– Нет, отчего же, господин Шпинель! Я нахожу, что это сила воли…
Не правда ли, госпожа советница?
Госпожа советница согласилась, что это сила воли.
– Лицемерие или сила воли, сударыня! Кому какое слово больше нравится. Я, право, на все смотрю настолько грустно, что…
– Вот именно. Ну, конечно же, вы слишком много грустите.
– Да, сударыня, мне часто бывает грустно.
…Дни стояли прекрасные.

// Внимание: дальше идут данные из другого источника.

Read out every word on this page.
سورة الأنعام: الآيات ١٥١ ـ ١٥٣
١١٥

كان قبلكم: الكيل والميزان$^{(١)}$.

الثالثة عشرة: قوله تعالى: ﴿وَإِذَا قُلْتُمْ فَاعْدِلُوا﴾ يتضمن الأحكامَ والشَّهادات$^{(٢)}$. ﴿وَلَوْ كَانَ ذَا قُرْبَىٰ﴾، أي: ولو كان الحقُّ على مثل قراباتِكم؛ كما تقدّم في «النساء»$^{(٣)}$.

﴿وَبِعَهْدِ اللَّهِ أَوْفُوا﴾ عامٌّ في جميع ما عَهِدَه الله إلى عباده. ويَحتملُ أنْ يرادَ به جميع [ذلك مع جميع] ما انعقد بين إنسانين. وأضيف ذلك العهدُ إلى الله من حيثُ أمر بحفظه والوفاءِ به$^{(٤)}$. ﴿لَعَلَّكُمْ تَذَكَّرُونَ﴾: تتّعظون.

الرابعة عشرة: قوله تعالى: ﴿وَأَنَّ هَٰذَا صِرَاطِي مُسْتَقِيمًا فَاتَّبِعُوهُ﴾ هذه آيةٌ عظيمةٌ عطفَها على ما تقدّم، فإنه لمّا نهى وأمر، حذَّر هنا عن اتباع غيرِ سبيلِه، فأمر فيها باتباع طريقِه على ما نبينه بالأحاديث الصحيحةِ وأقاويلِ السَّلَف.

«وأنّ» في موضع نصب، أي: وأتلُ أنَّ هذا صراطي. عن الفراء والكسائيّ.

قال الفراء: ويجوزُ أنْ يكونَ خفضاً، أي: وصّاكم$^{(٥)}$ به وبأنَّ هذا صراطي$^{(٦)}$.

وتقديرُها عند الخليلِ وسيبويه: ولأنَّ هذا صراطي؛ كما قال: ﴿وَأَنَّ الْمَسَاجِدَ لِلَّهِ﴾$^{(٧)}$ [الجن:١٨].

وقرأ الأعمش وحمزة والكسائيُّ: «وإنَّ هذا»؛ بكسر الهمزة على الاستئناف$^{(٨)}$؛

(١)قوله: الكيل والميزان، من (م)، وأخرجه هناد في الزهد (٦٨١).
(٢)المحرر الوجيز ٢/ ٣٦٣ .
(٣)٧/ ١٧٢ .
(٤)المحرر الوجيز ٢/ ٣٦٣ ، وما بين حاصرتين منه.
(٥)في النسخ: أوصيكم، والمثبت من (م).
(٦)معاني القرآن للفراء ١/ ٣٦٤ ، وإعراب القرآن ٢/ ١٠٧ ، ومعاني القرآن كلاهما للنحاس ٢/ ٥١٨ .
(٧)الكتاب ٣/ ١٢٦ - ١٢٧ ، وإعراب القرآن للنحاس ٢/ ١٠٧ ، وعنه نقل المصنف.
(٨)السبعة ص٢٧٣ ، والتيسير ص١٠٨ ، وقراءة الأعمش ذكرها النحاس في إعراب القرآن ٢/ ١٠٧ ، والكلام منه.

В ослепительной яркости морозного безветрия, в голубоватых тенях, ясные и чистые, белели земля, горы, дом и сад, и надо всем этим поднимался безоблачный свод нежно-голубого неба, в котором, казалось, пляшут мириады сверкающих пылинок и блестящих кристаллов. Супруга господина Клетериана чувствовала себя в эти дни сносно; жара у нее не было, она почти не кашляла и ела без особого отвращения. Целыми часами, как ей было предписано, сидела она на террасе в морозную солнечную погоду. Сидела среди снегов, закутанная в одеяла и меха, и с надеждой вдыхала чистый, ледяной воздух, полезный для ее дыхательного горла. Иногда она видела, как прохаживается по саду господин Шпинель, тоже тепло одетый, в меховых сапогах, придававших уже просто фантастические размеры его ногам. Он осторожно ступал по снегу, и в положении его рук была какая-то настороженность, какое-то застывшее изящество; подходя к террасе, он почтительно здоровался с госпожой Клетериан и поднимался на несколько ступенек, чтобы завязать разговор.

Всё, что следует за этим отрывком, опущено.